The Energy Institute team includes experts from the university’s Center for International Energy and Environmental Policy, Bureau of Economic Geology, Lyndon B. Johnson School of Public Affairs, School of Law and College of Communication. Representatives of the Environmental Defense Fund will review and comment on any recommendations included in the final report prior to its publication. A peer group also will review the team’s findings.

Groat says that the final report will identify existing regulations related to shale gas development and evaluate individual states’ capacity to enforce regulations. Researchers also will provide an analysis of public perceptions of hydraulic fracturing, as derived from popular media, scientific studies and interviews with local residents.

“Our goal is to inject science into what has become an emotional debate, and provide policymakers a foundation to develop sound rules and regulations,” Groat says.

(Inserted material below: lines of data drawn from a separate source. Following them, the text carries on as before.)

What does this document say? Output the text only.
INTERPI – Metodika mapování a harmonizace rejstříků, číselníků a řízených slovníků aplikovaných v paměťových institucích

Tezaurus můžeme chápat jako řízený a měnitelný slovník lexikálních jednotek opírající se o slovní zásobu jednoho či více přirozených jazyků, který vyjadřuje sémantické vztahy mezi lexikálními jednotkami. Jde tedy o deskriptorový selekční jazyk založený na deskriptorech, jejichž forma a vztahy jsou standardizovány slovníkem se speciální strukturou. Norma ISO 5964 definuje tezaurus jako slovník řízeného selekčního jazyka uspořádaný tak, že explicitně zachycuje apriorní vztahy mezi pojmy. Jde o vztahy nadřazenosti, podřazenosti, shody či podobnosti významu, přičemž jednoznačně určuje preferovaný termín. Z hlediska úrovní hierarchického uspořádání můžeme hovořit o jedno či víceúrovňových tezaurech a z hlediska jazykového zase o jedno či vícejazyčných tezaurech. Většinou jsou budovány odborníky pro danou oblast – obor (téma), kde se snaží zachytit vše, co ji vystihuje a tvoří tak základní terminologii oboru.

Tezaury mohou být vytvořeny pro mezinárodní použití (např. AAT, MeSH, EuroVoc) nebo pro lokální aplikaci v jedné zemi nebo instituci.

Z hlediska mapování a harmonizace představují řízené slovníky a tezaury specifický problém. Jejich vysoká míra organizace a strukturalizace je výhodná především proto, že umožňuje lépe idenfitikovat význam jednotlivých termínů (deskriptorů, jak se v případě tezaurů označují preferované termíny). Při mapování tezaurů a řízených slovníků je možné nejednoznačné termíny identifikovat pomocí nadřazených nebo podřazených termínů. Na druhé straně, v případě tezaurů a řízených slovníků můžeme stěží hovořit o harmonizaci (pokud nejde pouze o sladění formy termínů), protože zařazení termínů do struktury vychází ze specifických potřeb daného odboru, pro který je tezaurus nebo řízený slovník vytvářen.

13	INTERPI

Hydraulic fracturing involves the high-pressure injection of water, sand and chemicals into a shale seam, which causes the rock to shatter, releasing natural gas. The process is conducted after a wellbore has been drilled and lined with concrete to prevent interaction between the deep, gas-bearing shale and shallow freshwater aquifers. Hydraulic fracturing has been in use for decades, but recently has come under scrutiny from those who fear it poses a threat to public health through ground water contamination and air pollution.

Another finding from the study: Many allegations of ground water contamination appear to be related to above-ground spills or other mishandling of wastewater produced from shale gas drilling, rather than from hydraulic fracturing itself.

Groat also discusses two other Energy Institute initiatives related to hydraulic fracturing for shale gas development.

The first project would evaluate claims of ground water contamination within the Barnett Shale in North Texas. As proposed, the research would entail an examination of various aspects of shale gas development, including site preparation, drilling, production, and handling and disposal of flow-back water. Researchers also would identify and document activities unrelated to shale gas development that have resulted in water contamination.

A second project, designed to be an extension of the current study, would involve a detailed field and laboratory investigation of whether hydrological connectivity exists between shallow ground water aquifers and fractures created by hydraulic fracturing during shale gas development. The project calls for university researchers to conduct field-sampling of hydraulic fracturing fluid, flow-back water, produced water and water from aquifers and other geologic units within the Barnett Shale.